Tra queste c’era sicuramente la Mercedes, che proprio negli anni a seguire, diede vita, con l’Alfa Romeo, ad una delle rivalità più note nella storia dell’automobilismo. Ma c’erano ancora da battere Ford e lo squadrone BMW negli anni ottanta, in una sfida tutta tedesca che divideva le folle. Fu così che, spinto dalla voglia di dare al pubblico quanto di più vicino alle vetture che sfrecciavano nel campionato turismo, il noto tuner tedesco Brabus decise che era giunto il momento di creare un’auto per correre, senza scendere a compromessi.

Fu così che la Mercedes 190 venne stravolta. Il sei cilindri in linea da 2.6 litri subì una cura steroidea accrescendo la sua cubatura fino a 3.6 litri. In questa configurazione il celebre M103E26 era capace di erogare 289 Cv e 364 Nm di coppia massima. Ciò permetteva alla Brabus 3.6S Lightweight, questo il suo nome, di scattare da 0 a 100 in 6,3 secondi e di raggiungere una velocità di punta di 255 km/h. Al motore venne affiancato un assetto completamente rivisto, con ammortizzatori Bilstein e molle Eibach, mentre all’interno i sedili a guscio Recaro dominavano la scena. Anche perché, a dire la verità, non c’era molto altro. Il divanetto posteriore fu rimosso per lasciare spazio ad un vistoso Roll-bar mentre clima e radio rimasero a Bottrop, nella sede di Brabus.

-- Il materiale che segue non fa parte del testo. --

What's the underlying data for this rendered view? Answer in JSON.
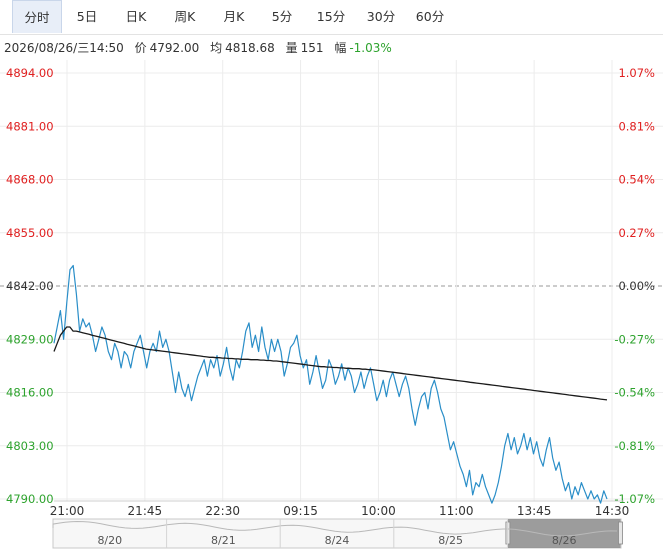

Neanche a dirlo, questa versione fu ritenuta troppo estrema anche dalla corsaiola clientela del tuner tedesco, che si vide costretto di reinstallare l’aria condizionata e i sedili posteriori.

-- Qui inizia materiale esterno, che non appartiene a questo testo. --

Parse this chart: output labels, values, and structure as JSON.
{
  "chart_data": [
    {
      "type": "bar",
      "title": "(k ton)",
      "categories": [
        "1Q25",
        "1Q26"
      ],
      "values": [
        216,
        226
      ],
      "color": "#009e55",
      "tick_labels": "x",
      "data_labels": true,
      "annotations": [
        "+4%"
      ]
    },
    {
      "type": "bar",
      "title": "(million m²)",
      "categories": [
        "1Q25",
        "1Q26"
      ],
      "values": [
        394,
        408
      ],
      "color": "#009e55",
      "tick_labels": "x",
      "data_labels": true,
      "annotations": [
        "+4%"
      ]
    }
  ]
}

Fu così che la Lightweight venne rimossa e dimenticata dagli appassionati.
Da tutti, tranne uno.
Sven Bratt, ai tempi capo delle pubbliche relazioni per Brabus, si innamorò a tal punto della 3.6S Lightweight originale che nel 2008 commissionó all’atelier di Bottrop la realizzazione di una vettura il più possibile identica al progetto originario.
Dopo dieci mesi di lavoro, il risultato è quello che potete vedere in foto: una berlina dura e pura che urla vendetta.